“Very good,” continued Kingsley; “and now, gentlemen, with your leave—”

He opened his hand and displayed the three dice with which Cleveland had last thrown.

“Here you see the dice with which this worthy gentleman hoped to empty my pockets. These are they which he last threw upon the table. He counted handsomely by them! I threw, just before him, with those which you have in your hand. I had contrived to mark them previously, this very evening, in order that I might know them again. Why should he put them in his pocket, and throw with these? As this question is something important, I propose to answer it to your satisfaction as well as my own; and, for this reason, I came here, as you see, prepared to make discoveries.”

He drew from his pocket, while he spoke, a small saddler's hammer and steel-awl. Fixing with the sharp point of the awl in the ace spot of the dice, he struck it a single but sudden blow with the hammer, split each of the dice in turn, and disclosed to the wondering, or seemingly wondering, eyes of all around, a little globe of lead in each, inclining to the lowest numeral, and necessarily determining the roll of the dice so as to leave the lightest section uppermost.

“Here, gentlemen,” continued Kingsley, “you see by what process I have lost my money. But it is not in the dice alone. Look at these cards. Do you note this trace of the finger-nail, here, and there, and there—scarcely to be seen unless it is shown to you, but clear enough to the person that made it, and is prepared to look for it. Radcliffe, your fellow, Philip, has been concerned in this business. You must dismiss him, or your visitors will dismiss you. Neither myself nor my friends will visit you again—nay, more, I denounce you to the police. Am I understood?”

Radcliffe assented without scruple, evidently not so anxious for justice as for the safety of his establishment. But it appeared that there were others in the room not so well pleased with the result. A hubbub now took place, in which three or four fellows made a rush upon Kingsley—Cleveland urging and clamoring from the rear, though without betraying much real desire to get into the conflict.

But the assailants had miscalculated their forces. The youngsters in the establishment, regarding Kingsley's development as serving the common cause, were as soon at his side as myself. The scuffle was over in an instant. One burly ruffian was prostrated by a blow from Kingsley's club; I had my share in the prostration of a second, and some two others took to their heels, assisted in their progress by a smart application from every foot and fist that happened to be convenient enough for such a service.

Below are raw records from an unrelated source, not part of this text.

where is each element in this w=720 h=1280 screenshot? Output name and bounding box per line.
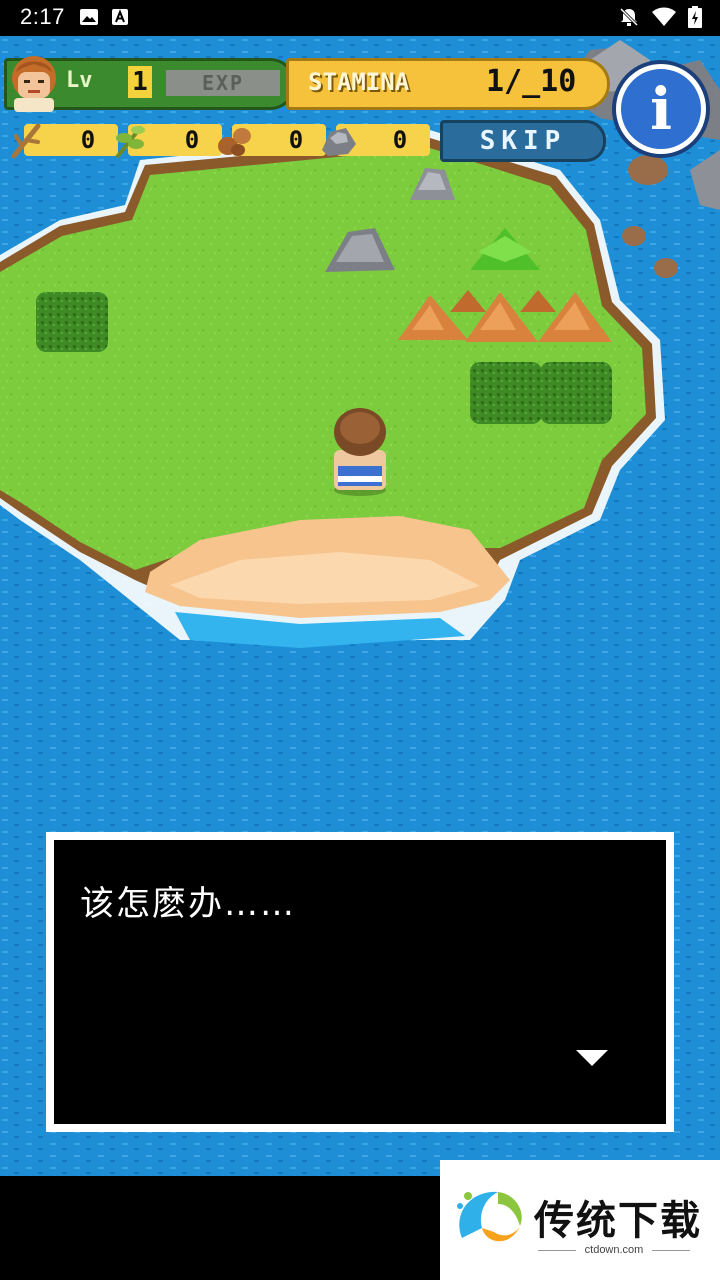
status-time: 2:17 — [20, 4, 65, 29]
exp-bar: EXP — [166, 70, 280, 96]
notifications-off-icon — [619, 7, 639, 27]
info-button[interactable]: i — [616, 64, 706, 154]
exp-label: EXP — [201, 71, 245, 95]
dialog-next-arrow-icon[interactable] — [576, 1050, 608, 1066]
level-label: Lv — [66, 68, 93, 93]
level-value: 1 — [128, 66, 152, 98]
watermark-logo-icon — [457, 1191, 522, 1242]
game-screen: 2:17 Lv 1 EXP STAMINA 1/_10 i 0 0 0 0 SK… — [0, 0, 720, 1280]
nut-icon — [218, 128, 251, 156]
resource-nut-count: 0 — [288, 126, 304, 154]
dialog-box[interactable]: 该怎麽办…… — [46, 832, 674, 1132]
image-icon — [80, 9, 98, 25]
watermark-subtitle: ctdown.com — [538, 1244, 690, 1256]
stamina-value: 1/_10 — [486, 64, 577, 99]
battery-icon — [688, 6, 702, 28]
resource-branch-count: 0 — [80, 126, 96, 154]
stone-icon — [322, 128, 356, 156]
resource-herb-count: 0 — [184, 126, 200, 154]
watermark: 传统下载 ctdown.com — [440, 1160, 720, 1280]
info-icon: i — [649, 75, 673, 143]
wifi-icon — [652, 7, 676, 26]
status-bar: 2:17 — [0, 0, 720, 36]
player-avatar-icon — [12, 56, 56, 112]
player-sprite — [334, 408, 386, 496]
a-icon — [112, 9, 128, 25]
resource-stone-count: 0 — [392, 126, 408, 154]
watermark-title: 传统下载 — [534, 1198, 702, 1244]
herb-icon — [116, 126, 145, 158]
dialog-text: 该怎麽办…… — [80, 884, 296, 924]
skip-button[interactable]: SKIP — [440, 120, 606, 162]
stamina-label: STAMINA — [308, 68, 410, 96]
branch-icon — [11, 123, 41, 159]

But Cleveland alone remained. Why he had not shared the summary fate of the rest it would be difficult to say, unless it was because he had kept aloof from the active struggle to which he had egged them on. Perhaps, too, a better reason—he was reserved for some more distinguishing punishment. Why he had shown no disposition for flight himself, was answered as soon as Kingsley laid down his club, which he did with a laugh of exemplary good-nature the moment he had felled with it his first assailant. The flight of his allies left the path open between himself and Cleveland, and, suddenly darting upon him, the desperate gambler aimed a blow at his breast with a dirk which he had drawn that instant from his own. He exclaimed as he struck:—

“Here is something that escaped your search. Take this! this!”

Kingsley was just lifting up the cap, which he had worn that night, from the table to his brows. Instinctively he dashed it into the face of his assassin, and his simple evolution saved him. The next moment the fearless fellow had grappled with his enemy, torn the weapon from his grasp, and, seizing him around the body as if he had been an infant, moved with him to an open window looking out upon a neighboring court. The victim struggled, yelled for succor, but before any of us could interpose, the resolute and powerful man in whose hold he writhed and struggled vainly, with the gripe of a master, had thrust him through the opening, his heels, in their upward evolutions, shattering a dozen of the panes as he disappeared from sight below. We all concluded that he was killed. We were in an upper chamber, which I estimated to be twenty or thirty feet from the ground. I was too much shocked for speech, and rushed to the window, expecting to behold the mangled and bloody corpse of the miserable criminal beneath. The laughter of Radclifle half reassured me.